Unveiled (Turner, #1)

“What was that you said? I couldn’t make it out.” Her voice was low and fierce in her ears.

Her father’s hand came to a standstill. But if he had ever had the capacity to hear the dangerous note that touched Margaret’s voice, he’d lost it with age and illness. Or maybe he’d always had that irritable lift to his chin, and she’d not noticed.

“I said you were worthless, girl.”

He was ill. He was old. She turned away from him, her hands shaking on the laudanum bottle with the sheer effort of restraint. She was not going to abandon him. Damn him, she would not do to him what he’d done to her. If she did, she’d be almost as worthless as he called her. She set the cloth down on the table.

“Can’t even hold your own against an old man, confined to bed.” His voice came from behind her, taunting. “What must I do to get a response from you? Or are you so tainted with your mother’s weak blood that you can do nothing about an insult except lie down and die in response?”

At those words, her control broke. A fist seemed to clench around her heart, so tight it felt like to burst with rage.

Margaret whirled around. She was across the room in half a pace. “Don’t you dare.” Her voice was a low tremble; her chest was about to explode. “Don’t you dare talk about my mother in that manner. You killed her, you and your foolish unconcern. Don’t you dare tell me it’s an insult that I have her blood in my veins. I’ll not have it.” She clenched her trembling hands on the edge of his coverlet, twisting it, while some violent part of her wished she could shake him instead.

“Ha.” He smiled at her—not a friendly expression, but an almost ferocious grin. But his smile lasted too long—stretching from fierce triumphant growl into something harder, more painful. His lips drew back in a thin, painful rictus. And then, he let himself fall to the bed, simply crumpling into a heap before her eyes. “Fetch horde benedictive,” he snapped.

“Pardon?” In her rage, she must have misheard him.

He was looking up at her, his eyes as fierce as ever, piercing into her. “Cord defiant misled to pivot the gunnery. Fidelity lost fortune under witness putter delight wiggle detritus with the obsequious toll for who bunting pole over the witches to view like sea.”

“What does that mean? Is this some new and unfortunate way to mock me?” How many had there been over the last weeks? How much resistance and malingering had she suffered? “It won’t work.”

He continued to gaze at her, trembling. He almost looked helpless. “Homonym! Homonym!”
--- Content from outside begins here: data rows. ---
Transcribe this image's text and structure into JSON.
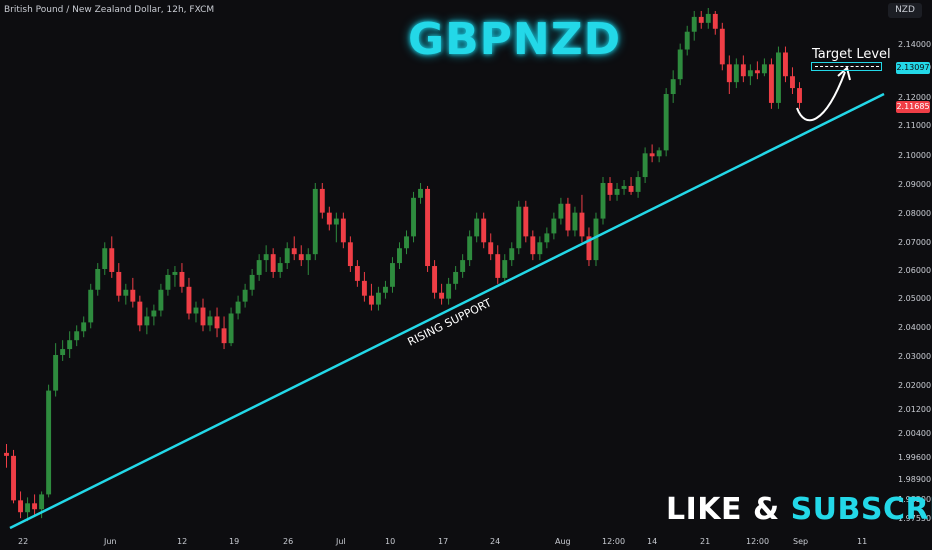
{
  "header": {
    "symbol_info": "British Pound / New Zealand Dollar, 12h, FXCM",
    "currency": "NZD"
  },
  "overlay": {
    "title": "GBPNZD",
    "support_label": "RISING SUPPORT",
    "target_label": "Target Level",
    "cta_main": "LIKE & ",
    "cta_accent": "SUBSCRIBE"
  },
  "price_badges": {
    "target": "2.13097",
    "last": "2.11685"
  },
  "colors": {
    "background": "#0d0d10",
    "up": "#2e8b3e",
    "down": "#ef3e46",
    "accent": "#23d8e8",
    "text": "#c9ccd3"
  },
  "chart_data": {
    "type": "candlestick",
    "title": "GBPNZD",
    "y_axis": {
      "position": "right",
      "ticks": [
        "2.14000",
        "2.13000",
        "2.12000",
        "2.11000",
        "2.10000",
        "2.09000",
        "2.08000",
        "2.07000",
        "2.06000",
        "2.05000",
        "2.04000",
        "2.03000",
        "2.02000",
        "2.01200",
        "2.00400",
        "1.99600",
        "1.98900",
        "1.98200",
        "1.97550"
      ],
      "range": [
        1.973,
        2.149
      ]
    },
    "x_axis": {
      "ticks": [
        "22",
        "Jun",
        "12",
        "19",
        "26",
        "Jul",
        "10",
        "17",
        "24",
        "Aug",
        "12:00",
        "14",
        "21",
        "12:00",
        "Sep",
        "11"
      ]
    },
    "candles": [
      {
        "o": 1.999,
        "h": 2.002,
        "l": 1.994,
        "c": 1.998
      },
      {
        "o": 1.998,
        "h": 2.0,
        "l": 1.982,
        "c": 1.983
      },
      {
        "o": 1.983,
        "h": 1.986,
        "l": 1.977,
        "c": 1.979
      },
      {
        "o": 1.979,
        "h": 1.984,
        "l": 1.976,
        "c": 1.982
      },
      {
        "o": 1.982,
        "h": 1.985,
        "l": 1.978,
        "c": 1.98
      },
      {
        "o": 1.98,
        "h": 1.986,
        "l": 1.977,
        "c": 1.985
      },
      {
        "o": 1.985,
        "h": 2.022,
        "l": 1.984,
        "c": 2.02
      },
      {
        "o": 2.02,
        "h": 2.036,
        "l": 2.018,
        "c": 2.032
      },
      {
        "o": 2.032,
        "h": 2.037,
        "l": 2.03,
        "c": 2.034
      },
      {
        "o": 2.034,
        "h": 2.04,
        "l": 2.031,
        "c": 2.037
      },
      {
        "o": 2.037,
        "h": 2.042,
        "l": 2.035,
        "c": 2.04
      },
      {
        "o": 2.04,
        "h": 2.045,
        "l": 2.038,
        "c": 2.043
      },
      {
        "o": 2.043,
        "h": 2.056,
        "l": 2.041,
        "c": 2.054
      },
      {
        "o": 2.054,
        "h": 2.063,
        "l": 2.052,
        "c": 2.061
      },
      {
        "o": 2.061,
        "h": 2.07,
        "l": 2.059,
        "c": 2.068
      },
      {
        "o": 2.068,
        "h": 2.072,
        "l": 2.058,
        "c": 2.06
      },
      {
        "o": 2.06,
        "h": 2.063,
        "l": 2.05,
        "c": 2.052
      },
      {
        "o": 2.052,
        "h": 2.056,
        "l": 2.049,
        "c": 2.054
      },
      {
        "o": 2.054,
        "h": 2.058,
        "l": 2.048,
        "c": 2.05
      },
      {
        "o": 2.05,
        "h": 2.052,
        "l": 2.04,
        "c": 2.042
      },
      {
        "o": 2.042,
        "h": 2.048,
        "l": 2.039,
        "c": 2.045
      },
      {
        "o": 2.045,
        "h": 2.049,
        "l": 2.042,
        "c": 2.047
      },
      {
        "o": 2.047,
        "h": 2.056,
        "l": 2.045,
        "c": 2.054
      },
      {
        "o": 2.054,
        "h": 2.061,
        "l": 2.052,
        "c": 2.059
      },
      {
        "o": 2.059,
        "h": 2.062,
        "l": 2.055,
        "c": 2.06
      },
      {
        "o": 2.06,
        "h": 2.063,
        "l": 2.053,
        "c": 2.055
      },
      {
        "o": 2.055,
        "h": 2.058,
        "l": 2.044,
        "c": 2.046
      },
      {
        "o": 2.046,
        "h": 2.05,
        "l": 2.043,
        "c": 2.048
      },
      {
        "o": 2.048,
        "h": 2.051,
        "l": 2.04,
        "c": 2.042
      },
      {
        "o": 2.042,
        "h": 2.047,
        "l": 2.04,
        "c": 2.045
      },
      {
        "o": 2.045,
        "h": 2.048,
        "l": 2.038,
        "c": 2.041
      },
      {
        "o": 2.041,
        "h": 2.045,
        "l": 2.034,
        "c": 2.036
      },
      {
        "o": 2.036,
        "h": 2.048,
        "l": 2.035,
        "c": 2.046
      },
      {
        "o": 2.046,
        "h": 2.052,
        "l": 2.044,
        "c": 2.05
      },
      {
        "o": 2.05,
        "h": 2.056,
        "l": 2.048,
        "c": 2.054
      },
      {
        "o": 2.054,
        "h": 2.061,
        "l": 2.052,
        "c": 2.059
      },
      {
        "o": 2.059,
        "h": 2.066,
        "l": 2.057,
        "c": 2.064
      },
      {
        "o": 2.064,
        "h": 2.069,
        "l": 2.06,
        "c": 2.066
      },
      {
        "o": 2.066,
        "h": 2.068,
        "l": 2.058,
        "c": 2.06
      },
      {
        "o": 2.06,
        "h": 2.065,
        "l": 2.058,
        "c": 2.063
      },
      {
        "o": 2.063,
        "h": 2.07,
        "l": 2.061,
        "c": 2.068
      },
      {
        "o": 2.068,
        "h": 2.072,
        "l": 2.064,
        "c": 2.066
      },
      {
        "o": 2.066,
        "h": 2.069,
        "l": 2.062,
        "c": 2.064
      },
      {
        "o": 2.064,
        "h": 2.068,
        "l": 2.059,
        "c": 2.066
      },
      {
        "o": 2.066,
        "h": 2.09,
        "l": 2.064,
        "c": 2.088
      },
      {
        "o": 2.088,
        "h": 2.09,
        "l": 2.078,
        "c": 2.08
      },
      {
        "o": 2.08,
        "h": 2.082,
        "l": 2.074,
        "c": 2.076
      },
      {
        "o": 2.076,
        "h": 2.08,
        "l": 2.07,
        "c": 2.078
      },
      {
        "o": 2.078,
        "h": 2.08,
        "l": 2.068,
        "c": 2.07
      },
      {
        "o": 2.07,
        "h": 2.072,
        "l": 2.06,
        "c": 2.062
      },
      {
        "o": 2.062,
        "h": 2.064,
        "l": 2.055,
        "c": 2.057
      },
      {
        "o": 2.057,
        "h": 2.06,
        "l": 2.05,
        "c": 2.052
      },
      {
        "o": 2.052,
        "h": 2.056,
        "l": 2.047,
        "c": 2.049
      },
      {
        "o": 2.049,
        "h": 2.055,
        "l": 2.047,
        "c": 2.053
      },
      {
        "o": 2.053,
        "h": 2.057,
        "l": 2.051,
        "c": 2.055
      },
      {
        "o": 2.055,
        "h": 2.065,
        "l": 2.053,
        "c": 2.063
      },
      {
        "o": 2.063,
        "h": 2.07,
        "l": 2.061,
        "c": 2.068
      },
      {
        "o": 2.068,
        "h": 2.074,
        "l": 2.066,
        "c": 2.072
      },
      {
        "o": 2.072,
        "h": 2.087,
        "l": 2.07,
        "c": 2.085
      },
      {
        "o": 2.085,
        "h": 2.09,
        "l": 2.083,
        "c": 2.088
      },
      {
        "o": 2.088,
        "h": 2.089,
        "l": 2.06,
        "c": 2.062
      },
      {
        "o": 2.062,
        "h": 2.064,
        "l": 2.051,
        "c": 2.053
      },
      {
        "o": 2.053,
        "h": 2.056,
        "l": 2.049,
        "c": 2.051
      },
      {
        "o": 2.051,
        "h": 2.058,
        "l": 2.049,
        "c": 2.056
      },
      {
        "o": 2.056,
        "h": 2.062,
        "l": 2.054,
        "c": 2.06
      },
      {
        "o": 2.06,
        "h": 2.066,
        "l": 2.058,
        "c": 2.064
      },
      {
        "o": 2.064,
        "h": 2.074,
        "l": 2.062,
        "c": 2.072
      },
      {
        "o": 2.072,
        "h": 2.08,
        "l": 2.07,
        "c": 2.078
      },
      {
        "o": 2.078,
        "h": 2.08,
        "l": 2.068,
        "c": 2.07
      },
      {
        "o": 2.07,
        "h": 2.073,
        "l": 2.064,
        "c": 2.066
      },
      {
        "o": 2.066,
        "h": 2.069,
        "l": 2.056,
        "c": 2.058
      },
      {
        "o": 2.058,
        "h": 2.066,
        "l": 2.056,
        "c": 2.064
      },
      {
        "o": 2.064,
        "h": 2.07,
        "l": 2.062,
        "c": 2.068
      },
      {
        "o": 2.068,
        "h": 2.084,
        "l": 2.066,
        "c": 2.082
      },
      {
        "o": 2.082,
        "h": 2.084,
        "l": 2.07,
        "c": 2.072
      },
      {
        "o": 2.072,
        "h": 2.074,
        "l": 2.064,
        "c": 2.066
      },
      {
        "o": 2.066,
        "h": 2.072,
        "l": 2.064,
        "c": 2.07
      },
      {
        "o": 2.07,
        "h": 2.075,
        "l": 2.068,
        "c": 2.073
      },
      {
        "o": 2.073,
        "h": 2.08,
        "l": 2.071,
        "c": 2.078
      },
      {
        "o": 2.078,
        "h": 2.085,
        "l": 2.076,
        "c": 2.083
      },
      {
        "o": 2.083,
        "h": 2.085,
        "l": 2.072,
        "c": 2.074
      },
      {
        "o": 2.074,
        "h": 2.082,
        "l": 2.072,
        "c": 2.08
      },
      {
        "o": 2.08,
        "h": 2.086,
        "l": 2.07,
        "c": 2.072
      },
      {
        "o": 2.072,
        "h": 2.075,
        "l": 2.062,
        "c": 2.064
      },
      {
        "o": 2.064,
        "h": 2.08,
        "l": 2.062,
        "c": 2.078
      },
      {
        "o": 2.078,
        "h": 2.092,
        "l": 2.076,
        "c": 2.09
      },
      {
        "o": 2.09,
        "h": 2.092,
        "l": 2.084,
        "c": 2.086
      },
      {
        "o": 2.086,
        "h": 2.09,
        "l": 2.084,
        "c": 2.088
      },
      {
        "o": 2.088,
        "h": 2.091,
        "l": 2.086,
        "c": 2.089
      },
      {
        "o": 2.089,
        "h": 2.092,
        "l": 2.086,
        "c": 2.087
      },
      {
        "o": 2.087,
        "h": 2.094,
        "l": 2.085,
        "c": 2.092
      },
      {
        "o": 2.092,
        "h": 2.102,
        "l": 2.09,
        "c": 2.1
      },
      {
        "o": 2.1,
        "h": 2.103,
        "l": 2.097,
        "c": 2.099
      },
      {
        "o": 2.099,
        "h": 2.102,
        "l": 2.097,
        "c": 2.101
      },
      {
        "o": 2.101,
        "h": 2.122,
        "l": 2.099,
        "c": 2.12
      },
      {
        "o": 2.12,
        "h": 2.128,
        "l": 2.117,
        "c": 2.125
      },
      {
        "o": 2.125,
        "h": 2.137,
        "l": 2.123,
        "c": 2.135
      },
      {
        "o": 2.135,
        "h": 2.143,
        "l": 2.133,
        "c": 2.141
      },
      {
        "o": 2.141,
        "h": 2.148,
        "l": 2.138,
        "c": 2.146
      },
      {
        "o": 2.146,
        "h": 2.148,
        "l": 2.142,
        "c": 2.144
      },
      {
        "o": 2.144,
        "h": 2.149,
        "l": 2.142,
        "c": 2.147
      },
      {
        "o": 2.147,
        "h": 2.148,
        "l": 2.14,
        "c": 2.142
      },
      {
        "o": 2.142,
        "h": 2.144,
        "l": 2.128,
        "c": 2.13
      },
      {
        "o": 2.13,
        "h": 2.133,
        "l": 2.12,
        "c": 2.124
      },
      {
        "o": 2.124,
        "h": 2.132,
        "l": 2.122,
        "c": 2.13
      },
      {
        "o": 2.13,
        "h": 2.133,
        "l": 2.124,
        "c": 2.126
      },
      {
        "o": 2.126,
        "h": 2.13,
        "l": 2.123,
        "c": 2.128
      },
      {
        "o": 2.128,
        "h": 2.131,
        "l": 2.125,
        "c": 2.127
      },
      {
        "o": 2.127,
        "h": 2.132,
        "l": 2.126,
        "c": 2.13
      },
      {
        "o": 2.13,
        "h": 2.132,
        "l": 2.115,
        "c": 2.117
      },
      {
        "o": 2.117,
        "h": 2.136,
        "l": 2.115,
        "c": 2.134
      },
      {
        "o": 2.134,
        "h": 2.136,
        "l": 2.124,
        "c": 2.126
      },
      {
        "o": 2.126,
        "h": 2.129,
        "l": 2.12,
        "c": 2.122
      },
      {
        "o": 2.122,
        "h": 2.124,
        "l": 2.115,
        "c": 2.117
      }
    ],
    "support_line": {
      "from": {
        "index": 0,
        "price": 1.974
      },
      "to": {
        "index": 123,
        "price": 2.121
      }
    },
    "target_level": 2.13097,
    "last_price": 2.11685
  }
}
Helpless? He was terror-stricken. And with the chill of that knowledge penetrating Margaret’s fury, she could see now what she’d missed earlier. He hadn’t let himself fall; he’d fallen, his muscles useless. His limbs trembled now, little vibrations passing through his hands. He wasn’t speaking nonsense to mock her. This was not mere recalcitrance on his part. Something was wrong. Something was dreadfully wrong. He kept talking, a string of gibberish issuing from his mouth, nonsense words strung together as if by a madman.

It had been only a few seconds since he had begun to babble, but she felt as if she had been staring at him for an eternity. She broke her gaze away and ran for the door. When she wrenched it open, the footmen bracketing each side turned to her. They must have seen the dismay that lit her eyes, because their shoulders tensed.

“Josephs. Fetch a physician. Fetch a physician instantly.”

The man on the left started down the hall without waiting for further instruction. Thirty minutes to go to the village on horseback. Thirty to return. And in the interim, she was going to have to keep him alive. How was she to do that, when she didn’t even know what was transpiring? Worse yet: was this her fault? She’d finally lost her temper and turned on him.

A clap of thunder sounded overhead, breaking through the oppressive heat, and Margaret shivered.

Behind her, her father’s voice continued. “Liquor to the fires offput less…”

“Tollin,” she commanded, “come with me.” The other footman followed.

Her father was shouting now, words thrown into a maelstrom of syllables, devoid of sense. He lay in bed, looking upwards, and Margaret felt cold steal over her hands.

“Should we dose him with laudanum?” the footman asked.

“I don’t know.” It would keep him quiet, but laudanum was tricky—too much at the wrong time, and he might lose hold of his grasp on life instead.

And what if this was the beginning of the end? What if, after all this time, the words he spouted were an apology, and she just couldn’t understand it? Could she simply cut them off? What if he still loved her and would not be able to say it at the end because she’d drugged him?